Il y a 150 ans : La Poudrerie "Philippe Auguste" à Paris

 

La capitulation de Napoléon III à Sedan le 2 septembre 1870 entraîne dès le 4 septembre la proclamation de la République…  mais n'arrête  pas la marche des armées prussiennes qui investissent Paris à partir du 17 septembre.

Le 5 octobre est prise la décision de créer dans la capitale une fabrique de poudres  pour l'approvisionnement en munitions des canons des forts de la ceinture et des fusils des troupes de défense, avec pour objectif la mise en route le 2 novembre, soit un délai de 4 semaines seulement…

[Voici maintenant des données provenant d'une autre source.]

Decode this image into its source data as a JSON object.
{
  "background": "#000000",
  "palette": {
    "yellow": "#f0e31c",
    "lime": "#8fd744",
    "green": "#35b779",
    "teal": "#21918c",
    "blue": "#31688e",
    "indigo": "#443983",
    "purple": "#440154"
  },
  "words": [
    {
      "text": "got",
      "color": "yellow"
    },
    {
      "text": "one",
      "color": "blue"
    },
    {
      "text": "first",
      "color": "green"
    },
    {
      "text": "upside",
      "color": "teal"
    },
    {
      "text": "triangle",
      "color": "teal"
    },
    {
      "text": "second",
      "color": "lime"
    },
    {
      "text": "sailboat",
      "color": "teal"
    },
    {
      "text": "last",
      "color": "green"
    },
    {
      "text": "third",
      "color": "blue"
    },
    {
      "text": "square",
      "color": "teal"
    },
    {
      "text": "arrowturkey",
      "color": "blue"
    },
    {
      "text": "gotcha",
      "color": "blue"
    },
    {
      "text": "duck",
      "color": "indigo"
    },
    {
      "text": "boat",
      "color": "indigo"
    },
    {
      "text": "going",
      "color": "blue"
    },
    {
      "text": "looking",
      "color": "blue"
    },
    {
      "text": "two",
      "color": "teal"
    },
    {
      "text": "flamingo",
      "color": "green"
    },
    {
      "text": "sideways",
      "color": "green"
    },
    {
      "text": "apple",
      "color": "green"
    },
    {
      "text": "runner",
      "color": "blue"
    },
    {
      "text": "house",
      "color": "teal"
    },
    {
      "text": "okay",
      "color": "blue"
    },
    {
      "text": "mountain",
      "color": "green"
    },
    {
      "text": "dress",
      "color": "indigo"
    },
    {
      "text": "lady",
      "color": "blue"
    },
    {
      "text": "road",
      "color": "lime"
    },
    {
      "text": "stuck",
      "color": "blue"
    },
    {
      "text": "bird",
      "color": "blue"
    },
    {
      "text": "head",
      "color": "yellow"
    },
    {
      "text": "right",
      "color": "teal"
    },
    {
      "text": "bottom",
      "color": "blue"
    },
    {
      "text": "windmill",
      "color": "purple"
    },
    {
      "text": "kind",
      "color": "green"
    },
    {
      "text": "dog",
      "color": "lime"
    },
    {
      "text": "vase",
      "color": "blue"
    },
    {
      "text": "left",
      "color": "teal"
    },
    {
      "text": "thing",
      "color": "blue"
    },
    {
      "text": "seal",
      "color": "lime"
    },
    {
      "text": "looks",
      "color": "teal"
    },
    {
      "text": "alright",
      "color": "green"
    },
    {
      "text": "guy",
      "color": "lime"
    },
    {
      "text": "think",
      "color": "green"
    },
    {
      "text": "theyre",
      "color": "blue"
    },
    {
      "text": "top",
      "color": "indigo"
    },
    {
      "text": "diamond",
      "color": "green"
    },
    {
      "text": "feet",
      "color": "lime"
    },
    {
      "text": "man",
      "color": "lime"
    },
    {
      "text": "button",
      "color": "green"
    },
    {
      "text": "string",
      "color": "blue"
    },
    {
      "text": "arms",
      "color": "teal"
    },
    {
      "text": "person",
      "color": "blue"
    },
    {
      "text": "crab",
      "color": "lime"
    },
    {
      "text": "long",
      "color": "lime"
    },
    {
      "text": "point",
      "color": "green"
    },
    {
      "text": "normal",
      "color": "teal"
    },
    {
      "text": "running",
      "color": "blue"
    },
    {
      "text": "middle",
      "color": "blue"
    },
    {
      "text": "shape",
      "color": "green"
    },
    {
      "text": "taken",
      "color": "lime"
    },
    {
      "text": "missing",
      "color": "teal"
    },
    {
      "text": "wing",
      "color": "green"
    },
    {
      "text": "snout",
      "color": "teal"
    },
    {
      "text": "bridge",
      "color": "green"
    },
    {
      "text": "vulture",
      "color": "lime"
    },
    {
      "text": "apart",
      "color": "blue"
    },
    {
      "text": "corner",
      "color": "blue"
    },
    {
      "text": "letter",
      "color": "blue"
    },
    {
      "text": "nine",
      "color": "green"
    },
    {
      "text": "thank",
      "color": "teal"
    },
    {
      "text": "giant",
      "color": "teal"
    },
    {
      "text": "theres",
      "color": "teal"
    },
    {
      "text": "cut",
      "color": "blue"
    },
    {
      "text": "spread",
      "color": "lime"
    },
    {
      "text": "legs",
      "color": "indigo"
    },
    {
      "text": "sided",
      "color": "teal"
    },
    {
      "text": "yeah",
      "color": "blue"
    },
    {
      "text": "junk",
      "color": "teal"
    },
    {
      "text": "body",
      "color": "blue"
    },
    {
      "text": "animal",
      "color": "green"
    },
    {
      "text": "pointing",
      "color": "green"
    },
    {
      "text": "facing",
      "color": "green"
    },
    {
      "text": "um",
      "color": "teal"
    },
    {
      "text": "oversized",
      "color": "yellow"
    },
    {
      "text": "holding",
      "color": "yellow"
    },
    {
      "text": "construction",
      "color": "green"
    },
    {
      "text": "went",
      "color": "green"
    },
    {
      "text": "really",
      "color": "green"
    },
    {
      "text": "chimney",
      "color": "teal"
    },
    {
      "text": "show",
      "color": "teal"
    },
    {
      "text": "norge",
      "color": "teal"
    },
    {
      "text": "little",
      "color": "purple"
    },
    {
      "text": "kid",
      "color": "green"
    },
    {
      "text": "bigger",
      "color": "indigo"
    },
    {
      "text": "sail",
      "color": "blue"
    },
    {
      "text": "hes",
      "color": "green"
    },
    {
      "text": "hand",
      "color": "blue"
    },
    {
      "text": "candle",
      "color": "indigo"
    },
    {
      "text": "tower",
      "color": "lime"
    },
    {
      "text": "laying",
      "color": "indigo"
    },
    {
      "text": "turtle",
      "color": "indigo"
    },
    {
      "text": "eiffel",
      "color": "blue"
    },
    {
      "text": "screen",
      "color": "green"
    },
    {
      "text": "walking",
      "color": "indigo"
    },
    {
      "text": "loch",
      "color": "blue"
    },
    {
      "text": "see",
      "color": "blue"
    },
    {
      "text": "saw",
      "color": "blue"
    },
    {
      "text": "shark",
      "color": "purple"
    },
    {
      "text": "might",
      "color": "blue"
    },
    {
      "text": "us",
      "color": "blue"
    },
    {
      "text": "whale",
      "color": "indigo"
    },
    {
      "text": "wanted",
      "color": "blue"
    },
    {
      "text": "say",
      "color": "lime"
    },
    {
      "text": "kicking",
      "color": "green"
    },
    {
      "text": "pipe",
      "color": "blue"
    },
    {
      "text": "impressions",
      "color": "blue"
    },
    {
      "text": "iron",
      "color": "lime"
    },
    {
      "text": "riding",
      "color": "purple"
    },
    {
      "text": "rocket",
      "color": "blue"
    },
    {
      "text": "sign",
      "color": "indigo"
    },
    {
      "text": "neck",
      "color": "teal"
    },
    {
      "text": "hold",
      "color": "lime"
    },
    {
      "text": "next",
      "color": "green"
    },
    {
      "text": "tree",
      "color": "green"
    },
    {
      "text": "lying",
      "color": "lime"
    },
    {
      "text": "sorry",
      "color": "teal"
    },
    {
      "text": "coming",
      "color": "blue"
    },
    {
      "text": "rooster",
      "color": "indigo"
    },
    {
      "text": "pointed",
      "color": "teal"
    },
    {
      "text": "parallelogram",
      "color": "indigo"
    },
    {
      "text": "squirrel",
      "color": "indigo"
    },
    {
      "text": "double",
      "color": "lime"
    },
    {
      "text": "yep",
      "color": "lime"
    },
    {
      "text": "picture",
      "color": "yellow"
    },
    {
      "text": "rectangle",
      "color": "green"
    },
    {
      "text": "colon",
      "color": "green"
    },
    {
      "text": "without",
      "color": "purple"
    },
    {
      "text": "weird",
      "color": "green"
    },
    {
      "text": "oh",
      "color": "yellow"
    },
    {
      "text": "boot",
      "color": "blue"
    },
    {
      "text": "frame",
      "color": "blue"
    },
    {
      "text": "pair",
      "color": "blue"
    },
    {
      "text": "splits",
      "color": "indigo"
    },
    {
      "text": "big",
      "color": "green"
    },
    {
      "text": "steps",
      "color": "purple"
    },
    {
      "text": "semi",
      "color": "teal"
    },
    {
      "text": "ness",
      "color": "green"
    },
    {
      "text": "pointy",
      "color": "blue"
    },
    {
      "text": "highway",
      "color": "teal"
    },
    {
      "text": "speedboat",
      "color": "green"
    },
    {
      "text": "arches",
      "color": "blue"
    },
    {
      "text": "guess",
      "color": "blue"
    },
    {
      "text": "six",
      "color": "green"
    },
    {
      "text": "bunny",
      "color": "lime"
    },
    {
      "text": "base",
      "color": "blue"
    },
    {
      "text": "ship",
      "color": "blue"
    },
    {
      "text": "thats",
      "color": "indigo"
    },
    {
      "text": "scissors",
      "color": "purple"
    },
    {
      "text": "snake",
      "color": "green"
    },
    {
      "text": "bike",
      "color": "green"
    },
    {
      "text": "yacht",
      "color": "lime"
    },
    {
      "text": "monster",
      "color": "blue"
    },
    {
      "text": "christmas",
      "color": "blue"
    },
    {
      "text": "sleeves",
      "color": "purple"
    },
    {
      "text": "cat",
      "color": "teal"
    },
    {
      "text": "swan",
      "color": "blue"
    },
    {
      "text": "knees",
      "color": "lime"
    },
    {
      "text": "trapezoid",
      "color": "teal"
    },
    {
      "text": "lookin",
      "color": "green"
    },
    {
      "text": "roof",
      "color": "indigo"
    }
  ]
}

Sous la conduite de Gustave Maurouard; directeur des Poudres et Salpêtres, qui avait été chargé en 1868 de concevoir et construire une nouvelle poudrerie à Sevran et en avait déjà réalisé les études préliminaires, la mise en place des bâtiments et équipements, a été réalisée en un temps record, et la production a effectivement démarré dès le 2 novembre  !

Implantation de la Poudrerie "Philippe Auguste"

Le terrain choisi pour l'implantation se trouvait avenue Philippe-Auguste et quelques terrains non bâtis l'environnant, sur une emprise totale de 6,5 ha. Il ne fut mis à disposition des entreprises que le 15 octobre, ne laissant que 17 jours de travail effectif sur le site pour réaliser les constructions et mettre en place tout le matériel.

Il est particulièrement remarquable qu'un ensemble aussi complexe, qui comportait un mur d'enceinte, plus de 60 bâtiments, et près d'une cinquantaine d'équipements mécaniques majeurs pour la fabrication, ait pu être construit dans un délai aussi réduit  malgré les restrictions de tous ordres apportées par le siège.

 

Fabrication de la poudre noire

La poudre noire est un mélange intime, dans des proportions pouvant légèrement varier suivant les usages, d'un oxydant, le salpêtre - nom usuel du nitrate de potassium - et de deux produits combustibles, le soufre et le charbon de bois. Le principe de sa production est resté le même au cours des siècles bien que les appareils utilisés aient évolué avec les progrès techniques, notamment au 19e siècle.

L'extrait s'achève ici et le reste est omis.